When pork producers enter a contract to produce hogs, they can be very vulnerable if the owner runs into financial problems. Iowa law provides contract growers with a commodity production contract lien and contract growers in Iowa should consider filing this lien to protect themselves for what is owed them under the contract.

Protecting yourself from risk is increasingly important in times of volatile commodity prices. “Contract producers often have huge sums of money invested in facilities, feed, labor and other input costs as part of their responsibilities under their production contracts,” writes Tom Miller, Iowa attorney general. “But contract producers can be blind-sided by a contractor's poor balance sheet -- and can be forced to absorb the costs themselves for all their inputs.”

“If you’re a contract grower, I urge you to file liens within 45 days of receiving each group of hogs,” says Eldon McAfee, attorney, Beving, Swanson and Forrest, Des Moines. According to McAfee, a Uniform Commercial Code Form 1 (UCC1)  should be filed to protect your interests in case the owner of the hogs is unable to pay you for your services.

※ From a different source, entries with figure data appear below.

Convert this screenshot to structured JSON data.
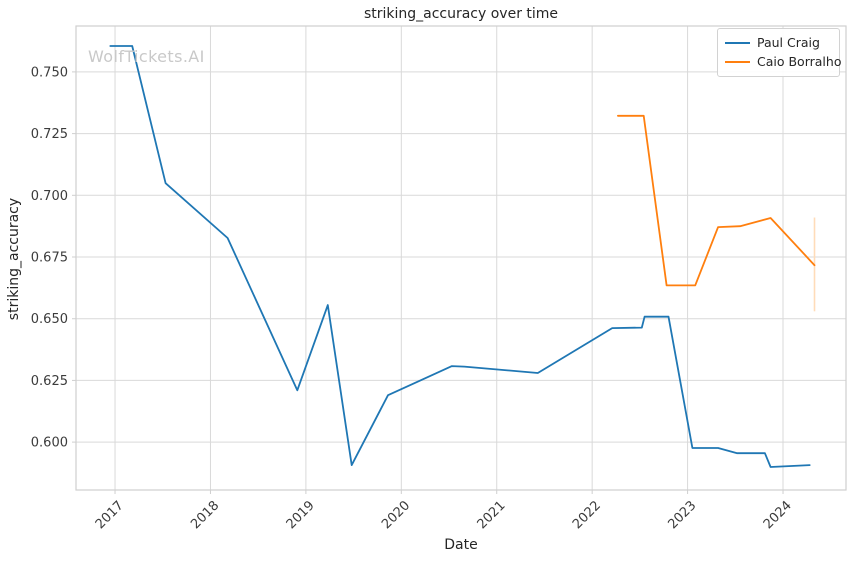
{
  "watermark": "WolfTickets.AI",
  "colors": {
    "background": "#ffffff",
    "grid": "#d9d9d9",
    "spine": "#cfcfcf",
    "tick_text": "#3b3b3b",
    "text": "#262626",
    "watermark": "#c9c9c9"
  },
  "chart_data": {
    "type": "line",
    "title": "striking_accuracy over time",
    "xlabel": "Date",
    "ylabel": "striking_accuracy",
    "grid": true,
    "legend_position": "upper right",
    "xlim": [
      2016.591,
      2024.66
    ],
    "ylim": [
      0.5806,
      0.7686
    ],
    "x_ticks": [
      2017,
      2018,
      2019,
      2020,
      2021,
      2022,
      2023,
      2024
    ],
    "y_ticks": [
      0.6,
      0.625,
      0.65,
      0.675,
      0.7,
      0.725,
      0.75
    ],
    "series": [
      {
        "name": "Paul Craig",
        "color": "#1f77b4",
        "x": [
          2016.95,
          2017.18,
          2017.53,
          2018.18,
          2018.91,
          2019.23,
          2019.48,
          2019.86,
          2020.53,
          2020.66,
          2021.43,
          2022.21,
          2022.52,
          2022.55,
          2022.8,
          2023.05,
          2023.32,
          2023.52,
          2023.81,
          2023.87,
          2024.28
        ],
        "y": [
          0.7605,
          0.7605,
          0.7049,
          0.6827,
          0.621,
          0.6555,
          0.5907,
          0.619,
          0.6308,
          0.6306,
          0.628,
          0.6462,
          0.6464,
          0.6508,
          0.6508,
          0.5976,
          0.5976,
          0.5955,
          0.5955,
          0.5899,
          0.5907
        ]
      },
      {
        "name": "Caio Borralho",
        "color": "#ff7f0e",
        "x": [
          2022.27,
          2022.54,
          2022.78,
          2023.08,
          2023.32,
          2023.55,
          2023.87,
          2024.33
        ],
        "y": [
          0.7322,
          0.7322,
          0.6635,
          0.6635,
          0.6871,
          0.6875,
          0.6908,
          0.6717
        ]
      }
    ],
    "error_bar": {
      "series": "Caio Borralho",
      "x": 2024.33,
      "y0": 0.653,
      "y1": 0.691,
      "color": "#ffdcb9"
    }
  }
}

The UCC1 document, which is actually a notice and not an agreement, is typically filed with the office of the Secretary of State in the state where the owner of the hogs is located.

McAfee says filing a lien does not imply that you do not trust the owner of the hogs but rather it is merely a routine business procedure.

McAfee also urges contract growers to terminate the UCC-1 once they have been paid for their services for each group of pigs.  Finally, McAfee suggests that the owner file a UCC-1 “protective filing” to give notice to potential creditors of the contract grower that the pigs in the buildings belong to the owner, not the contract grower.